Bali in 21

Style: Hatha & Meditation
Teacher: Jamine Ackert
Studio: Rama Lotus

Warning: Meditation Can Impair Driving. I'm on the highway and I can't keep my eyes open. My destination is Montreal and it's almost midnight. My eyelids weigh a thousand pounds each and the white stripes on the concrete are lulling me into a trance. I'm fighting to stay awake.

A few hours earlier, looking through the Rama Lotus schedule to find a class I could fit in before hitting the road, I saw something new - Hatha & Meditation. Interesting. With a two birds and one stone approach I could get yoga and meditation out of the way in a single stroke. Convenient. The class was divided between Hatha poses, pranayama breath work and a 30 minute meditation. Although Jamine's resonating sense of humour established a super-casual, laid back atmosphere, I admit to feeling moderate terror at the mention of a half-hour pilgrimage through the carnival funhouse of Self. Fifteen minutes is enough of a wrestling match as it is. Closing my eyes and accepting my fate, I center myself in the present and quiet my internal monologue. Time unfolds and evaporates and I feel the same general lack of mental control interspersed with moments of quiet refuge, my attention fluctuating somewhere between incoherence and epiphany. As it happens, thirty minutes wasn't altogether harder than fifteen. After a certain point time ceases to have any influence and everything just is what it is.

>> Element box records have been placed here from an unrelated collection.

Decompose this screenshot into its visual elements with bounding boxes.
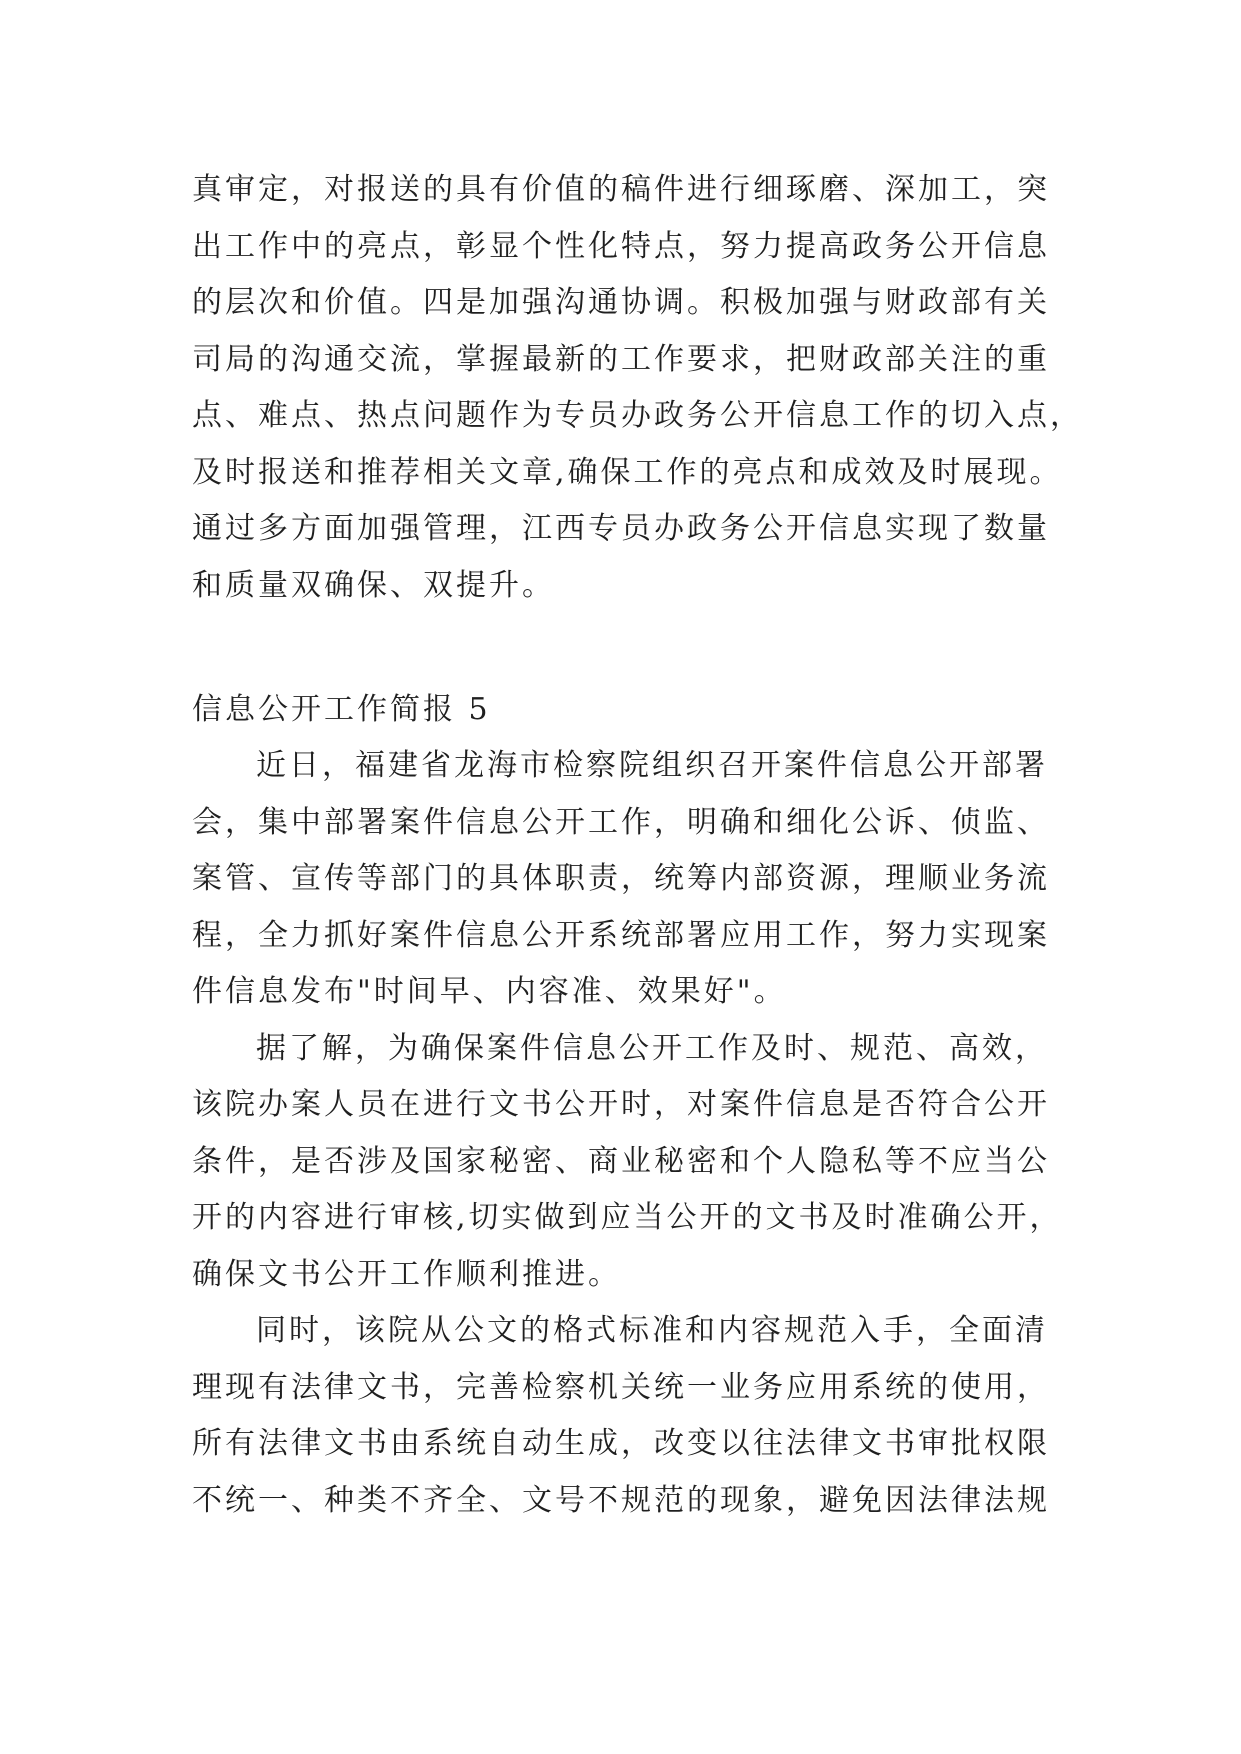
top-paragraph (192, 162, 1083, 614)
paragraph-line: 据了解，为确保案件信息公开工作及时、规范、高效， (256, 1030, 1048, 1066)
body-paragraph-3 (192, 1303, 1052, 1529)
paragraph-line: 该院办案人员在进行文书公开时，对案件信息是否符合公开 (192, 1087, 1050, 1122)
paragraph-line: 出工作中的亮点，彰显个性化特点，努力提高政务公开信息 (192, 228, 1050, 264)
paragraph-line: 理现有法律文书，完善检察机关统一业务应用系统的使用， (192, 1369, 1050, 1405)
paragraph-line: 会，集中部署案件信息公开工作，明确和细化公诉、侦监、 (192, 804, 1050, 840)
paragraph-line: 不统一、种类不齐全、文号不规范的现象，避免因法律法规 (192, 1482, 1050, 1518)
paragraph-line: 所有法律文书由系统自动生成，改变以往法律文书审批权限 (192, 1426, 1050, 1461)
paragraph-line: 通过多方面加强管理，江西专员办政务公开信息实现了数量 (192, 511, 1050, 546)
paragraph-line: 案管、宣传等部门的具体职责，统筹内部资源，理顺业务流 (192, 861, 1050, 896)
paragraph-line: 点、难点、热点问题作为专员办政务公开信息工作的切入点， (192, 398, 1083, 433)
paragraph-line: 真审定，对报送的具有价值的稿件进行细琢磨、深加工，突 (192, 172, 1050, 207)
paragraph-line: 及时报送和推荐相关文章,确保工作的亮点和成效及时展现。 (192, 454, 1063, 490)
paragraph-line: 近日，福建省龙海市检察院组织召开案件信息公开部署 (256, 748, 1048, 783)
body-paragraph-1 (192, 738, 1052, 1021)
paragraph-line: 程，全力抓好案件信息公开系统部署应用工作，努力实现案 (192, 917, 1050, 953)
section-body (192, 738, 1063, 1529)
paragraph-line: 的层次和价值。四是加强沟通协调。积极加强与财政部有关 (192, 285, 1050, 320)
paragraph-line: 司局的沟通交流，掌握最新的工作要求，把财政部关注的重 (192, 341, 1050, 377)
paragraph-line: 件信息发布"时间早、内容准、效果好"。 (192, 974, 787, 1009)
paragraph-line: 和质量双确保、双提升。 (192, 567, 555, 603)
paragraph-line: 同时，该院从公文的格式标准和内容规范入手，全面清 (256, 1313, 1048, 1348)
paragraph-line: 确保文书公开工作顺利推进。 (192, 1256, 621, 1292)
body-paragraph-2 (192, 1021, 1063, 1304)
paragraph-line: 开的内容进行审核,切实做到应当公开的文书及时准确公开， (192, 1200, 1063, 1235)
paragraph-line: 条件，是否涉及国家秘密、商业秘密和个人隐私等不应当公 (192, 1143, 1050, 1179)
section-heading: 信息公开工作简报 5 (192, 692, 491, 727)
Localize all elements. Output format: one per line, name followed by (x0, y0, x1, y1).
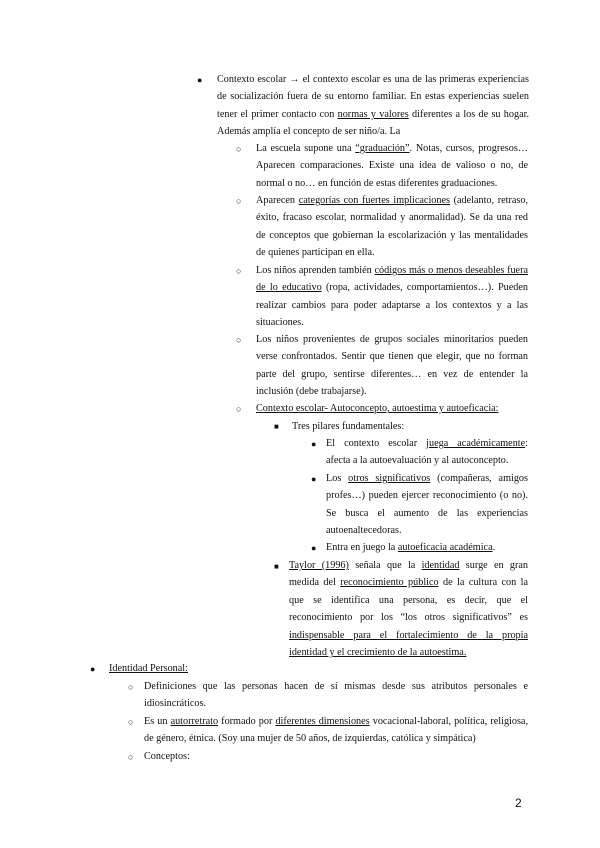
bullet-disc: ● (90, 664, 96, 674)
item-definiciones: Definiciones que las personas hacen de sí mismas desde sus atributos personales e idiosincráticos. (144, 681, 528, 710)
item-autoeficacia: Entra en juego la autoeficacia académica. (326, 542, 496, 553)
bullet-circle: ○ (128, 682, 134, 692)
arrow-icon: → (286, 74, 303, 85)
item-contexto-escolar: Contexto escolar → el contexto escolar es una de las primeras experiencias de socialización fuera de su entorno familiar. En estas experiencias suelen tener el primer contacto con normas y valores diferentes a los de su hogar. Además amplía el concepto de ser niño/a. La (217, 74, 529, 138)
item-identidad-personal: Identidad Personal: (109, 663, 188, 674)
item-otros-significativos: Los otros significativos (compañeras, amigos profes…) pueden ejercer reconocimiento (o no). Se busca el aumento de las experiencias autoenaltecedoras. (326, 473, 528, 537)
item-taylor: Taylor (1996) señala que la identidad surge en gran medida del reconocimiento público de la cultura con la que se identifica una persona, es decir, que el reconocimiento por los “los otros significativos” es indispensable para el fortalecimiento de la propia identidad y el crecimiento de la autoestima. (289, 560, 528, 659)
item-minoritarios: Los niños provenientes de grupos sociales minoritarios pueden verse confrontados. Sentir que tienen que elegir, que no forman parte del grupo, sentirse diferentes… en vez de entender la inclusión (debe trabajarse). (256, 334, 528, 398)
bullet-circle: ○ (236, 266, 242, 276)
bullet-circle: ○ (236, 196, 242, 206)
bullet-square: ■ (274, 422, 279, 431)
item-tres-pilares: Tres pilares fundamentales: (292, 421, 405, 432)
bullet-disc: ● (311, 543, 317, 553)
bullet-circle: ○ (236, 335, 242, 345)
bullet-square: ■ (274, 562, 279, 571)
page-number: 2 (515, 796, 522, 810)
bullet-circle: ○ (236, 404, 242, 414)
bullet-circle: ○ (128, 717, 134, 727)
item-graduacion: La escuela supone una “graduación”. Notas, cursos, progresos… Aparecen comparaciones. Existe una idea de valioso o no, de normal o no… en función de estas diferentes graduaciones. (256, 143, 528, 189)
bullet-disc: ● (311, 474, 317, 484)
item-codigos: Los niños aprenden también códigos más o menos deseables fuera de lo educativo (ropa, actividades, comportamientos…). Pueden realizar cambios para poder adaptarse a los contextos y a las situaciones. (256, 265, 528, 329)
item-autorretrato: Es un autorretrato formado por diferentes dimensiones vocacional-laboral, política, religiosa, de género, étnica. (Soy una mujer de 50 años, de izquierdas, católica y simpática) (144, 716, 529, 745)
bullet-circle: ○ (128, 752, 134, 762)
item-categorias: Aparecen categorías con fuertes implicaciones (adelanto, retraso, éxito, fracaso escolar, normalidad y anormalidad). Se da una red de conceptos que gobiernan la escolarización y las mentalidades de quienes participan en ella. (256, 195, 528, 259)
bullet-circle: ○ (236, 144, 242, 154)
item-autoconcepto-heading: Contexto escolar- Autoconcepto, autoestima y autoeficacia: (256, 403, 499, 414)
item-juega-academicamente: El contexto escolar juega académicamente: afecta a la autoevaluación y al autoconcepto. (326, 438, 528, 467)
bullet-disc: ● (311, 439, 317, 449)
bullet-disc: ● (197, 75, 203, 85)
item-conceptos: Conceptos: (144, 751, 190, 762)
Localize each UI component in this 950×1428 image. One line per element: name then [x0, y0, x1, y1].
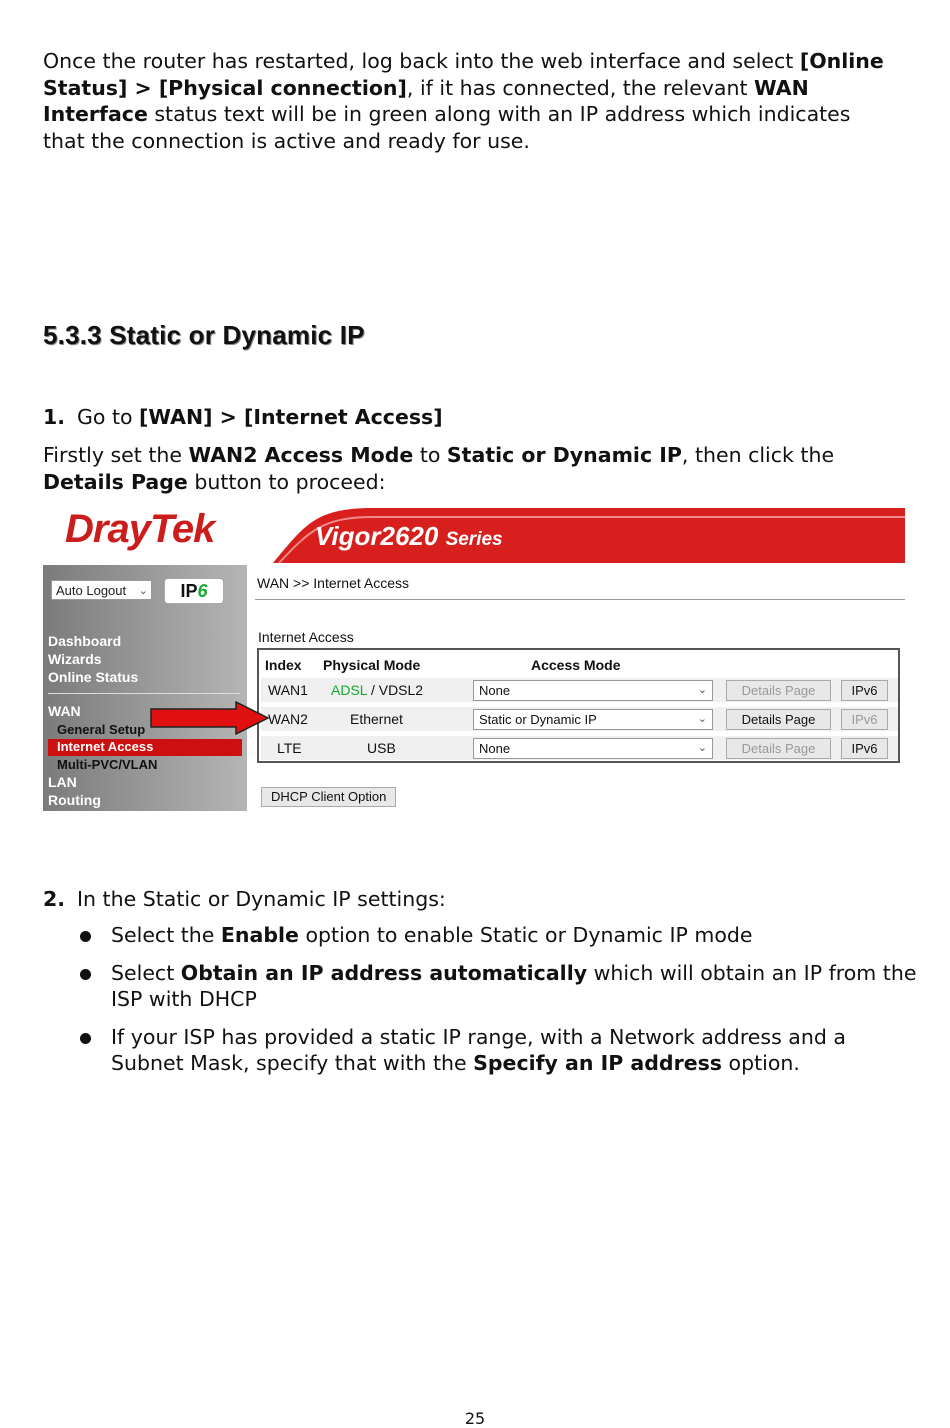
- router-screenshot: [43, 505, 905, 812]
- chevron-down-icon: ⌄: [697, 713, 707, 725]
- settings-bullet-list: [78, 922, 918, 1088]
- header-physical-mode: Physical Mode: [323, 657, 421, 673]
- details-page-button[interactable]: Details Page: [726, 680, 831, 701]
- sidebar: [43, 565, 247, 811]
- ipv6-button[interactable]: IPv6: [841, 738, 888, 759]
- sidebar-item-internet-access[interactable]: Internet Access: [48, 739, 242, 756]
- breadcrumb: WAN >> Internet Access: [257, 575, 409, 591]
- row-physical-mode: Ethernet: [350, 711, 403, 727]
- sidebar-item-dashboard[interactable]: Dashboard: [48, 633, 122, 649]
- details-page-button[interactable]: Details Page: [726, 709, 831, 730]
- chevron-down-icon: ⌄: [697, 742, 707, 754]
- list-item: Select Obtain an IP address automatically which will obtain an IP from the ISP with DHCP: [78, 960, 918, 1013]
- banner: [43, 505, 905, 563]
- list-item: If your ISP has provided a static IP range, with a Network address and a Subnet Mask, specify that with the Specify an IP address option.: [78, 1024, 918, 1077]
- breadcrumb-divider: [255, 599, 905, 600]
- chevron-down-icon: ⌄: [697, 684, 707, 696]
- ipv6-button[interactable]: IPv6: [841, 709, 888, 730]
- internet-access-table: [257, 648, 900, 763]
- ipv6-button[interactable]: IPv6: [841, 680, 888, 701]
- auto-logout-select[interactable]: Auto Logout ⌄: [51, 580, 152, 600]
- table-title: Internet Access: [258, 629, 354, 645]
- header-access-mode: Access Mode: [531, 657, 621, 673]
- intro-paragraph: Once the router has restarted, log back into the web interface and select [Online Status] > [Physical connection], if it has connected, the relevant WAN Interface status text will be in green along with an IP address which indicates that the connection is active and ready for use.: [43, 49, 884, 153]
- step-1-description: Firstly set the WAN2 Access Mode to Static or Dynamic IP, then click the Details Page button to proceed:: [43, 443, 835, 494]
- table-row: [261, 736, 898, 760]
- ipv6-logo-icon: IP6: [164, 578, 224, 604]
- access-mode-select[interactable]: Static or Dynamic IP ⌄: [473, 709, 713, 730]
- step-2: 2. In the Static or Dynamic IP settings:: [43, 887, 446, 911]
- table-row: [261, 678, 898, 702]
- section-heading: 5.3.3 Static or Dynamic IP: [43, 320, 365, 350]
- table-row: [261, 707, 898, 731]
- red-arrow-icon: [150, 701, 270, 735]
- access-mode-select[interactable]: None ⌄: [473, 738, 713, 759]
- sidebar-item-routing[interactable]: Routing: [48, 792, 101, 808]
- draytek-logo: DrayTek: [65, 507, 215, 551]
- row-physical-mode: USB: [367, 740, 396, 756]
- chevron-down-icon: ⌄: [138, 585, 148, 597]
- dhcp-client-option-button[interactable]: DHCP Client Option: [261, 787, 396, 807]
- product-title: Vigor2620 Series: [315, 521, 503, 551]
- sidebar-item-online-status[interactable]: Online Status: [48, 669, 139, 685]
- sidebar-item-general-setup[interactable]: General Setup: [57, 722, 146, 737]
- bullet-icon: [80, 969, 91, 980]
- sidebar-item-lan[interactable]: LAN: [48, 774, 77, 790]
- details-page-button[interactable]: Details Page: [726, 738, 831, 759]
- bullet-icon: [80, 1033, 91, 1044]
- page-number: 25: [464, 1409, 486, 1428]
- header-index: Index: [265, 657, 302, 673]
- row-index: WAN1: [268, 682, 308, 698]
- sidebar-item-wan[interactable]: WAN: [48, 703, 81, 719]
- row-physical-mode: ADSL / VDSL2: [331, 682, 424, 698]
- step-1: 1. Go to [WAN] > [Internet Access]: [43, 405, 443, 429]
- row-index: WAN2: [268, 711, 308, 727]
- row-index: LTE: [277, 740, 302, 756]
- sidebar-item-multi-pvc-vlan[interactable]: Multi-PVC/VLAN: [57, 757, 158, 772]
- bullet-icon: [80, 931, 91, 942]
- sidebar-divider: [48, 693, 240, 694]
- sidebar-item-wizards[interactable]: Wizards: [48, 651, 102, 667]
- list-item: Select the Enable option to enable Static or Dynamic IP mode: [78, 922, 918, 949]
- access-mode-select[interactable]: None ⌄: [473, 680, 713, 701]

Walking out of the studio I felt like I'd been tranquilized. By the time I pulled onto the highway to start my journey I was a drooling zombie behind the steering wheel. I was so utterly relaxed and the fatigue was becoming unbearable. The street crawled out in front of me, weaving its way across the moonlit countryside. The purr of the engine beckoned my consciousness to follow it into an abstract paradise, to leave my body behind and merge with a deafening silence. Eventually I lost my grip on perception and dozed-off traveling 105 kilometres an hour through the crisp night air. Understanding the nature of my peril, I gave myself the Zen face-slap and tried to regain some composure before I veered off the highway into the black forest. Getting off at the next exit I pulled up to the nearest drive-through and disobeyed my prohibition of caffeine. When I saw the signs marking my arrival and the skyscrapers rising on the horizon I thanked everything non-physical for surviving the near-death experience. Soon I'm comfortable and alive at my girlfriends apartment, burrowed in a quiet evening jotting down fragments of thought in a journal as they wander through my imagination. As the city sleeps I let its dreams pass through me and I remain the unbiased observer while the hours fall off the clock like autumn leaves.